Steve Albini made sure there were no hangers-on or “drug dealers trying to do business” while he recorded with Nirvana.
The 60-year-old producer – who has also worked with Manic Street Preachers, Pixies and Breeders – produced the group’s 1993 album ‘In Utero’ and said they decided to work in a studio about 50 miles outside of Minneapolis “in a place where people weren’t going to be predatory” following Nirvana’s sudden global fame.
He told NME: “There wasn’t anything out of the ordinary about the sessions. I mean, apart from them being extremely famous. I had to do everything I could to keep it under wraps to make sure that we didn’t get overrun by fans and the added nonsense. That was the only thing that was weird about it.
“It was far enough away from anybody that the band knew socially, and we wouldn’t have a f****** TV crew out front every day or any drug dealers trying to do business.

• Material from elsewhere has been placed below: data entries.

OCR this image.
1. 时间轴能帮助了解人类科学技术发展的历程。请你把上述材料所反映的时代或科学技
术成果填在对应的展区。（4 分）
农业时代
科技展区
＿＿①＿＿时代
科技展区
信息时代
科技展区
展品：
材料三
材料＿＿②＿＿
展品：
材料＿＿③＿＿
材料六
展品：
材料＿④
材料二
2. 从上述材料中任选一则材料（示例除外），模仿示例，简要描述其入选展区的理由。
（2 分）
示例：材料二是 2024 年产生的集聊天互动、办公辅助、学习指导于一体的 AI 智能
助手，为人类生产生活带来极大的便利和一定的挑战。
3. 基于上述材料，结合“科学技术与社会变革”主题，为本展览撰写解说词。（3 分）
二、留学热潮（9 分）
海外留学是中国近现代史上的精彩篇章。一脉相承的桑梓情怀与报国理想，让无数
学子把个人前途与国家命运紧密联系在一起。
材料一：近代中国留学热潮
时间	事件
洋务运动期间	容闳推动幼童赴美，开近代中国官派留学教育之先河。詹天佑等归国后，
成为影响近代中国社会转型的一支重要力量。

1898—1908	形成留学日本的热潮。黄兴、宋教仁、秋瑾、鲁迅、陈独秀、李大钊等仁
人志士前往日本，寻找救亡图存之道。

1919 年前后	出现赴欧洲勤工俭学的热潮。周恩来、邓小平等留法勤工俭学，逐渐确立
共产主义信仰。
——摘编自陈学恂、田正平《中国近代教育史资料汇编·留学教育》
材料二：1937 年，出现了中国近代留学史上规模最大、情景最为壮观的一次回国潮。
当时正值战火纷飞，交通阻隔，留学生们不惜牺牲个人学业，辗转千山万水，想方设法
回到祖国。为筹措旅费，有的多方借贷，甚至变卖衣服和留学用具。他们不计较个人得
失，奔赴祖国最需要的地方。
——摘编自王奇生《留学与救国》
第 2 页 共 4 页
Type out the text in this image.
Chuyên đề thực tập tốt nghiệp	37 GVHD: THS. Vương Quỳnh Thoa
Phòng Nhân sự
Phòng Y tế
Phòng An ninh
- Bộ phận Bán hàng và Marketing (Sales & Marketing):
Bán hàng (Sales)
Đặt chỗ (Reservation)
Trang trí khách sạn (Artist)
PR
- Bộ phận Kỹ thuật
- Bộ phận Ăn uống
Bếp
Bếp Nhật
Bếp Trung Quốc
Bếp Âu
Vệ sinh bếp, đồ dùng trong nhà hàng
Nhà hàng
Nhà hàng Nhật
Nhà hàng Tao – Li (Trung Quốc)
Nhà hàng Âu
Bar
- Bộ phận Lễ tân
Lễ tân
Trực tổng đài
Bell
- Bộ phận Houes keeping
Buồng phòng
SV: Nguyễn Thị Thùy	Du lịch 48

“We had to make sure that word didn’t get out. The studio was an independent studio and there was only a small number of people working there.”
Steve added about the tactics he used to keep the recording venue under wraps: “I didn’t really want to trust them with the secret, so I booked the studio on my account under the pseudonym the ‘Simon Ritchie Band’, which was of course Sid Vicious’ real name.
“Until the flight cases started arriving from the cartage company the day before we started, nobody knew.
“The cases had Nirvana spray-painted on the side of them, but until that happened, even the people who owned the studio didn’t know that Nirvana was going to be recording there.”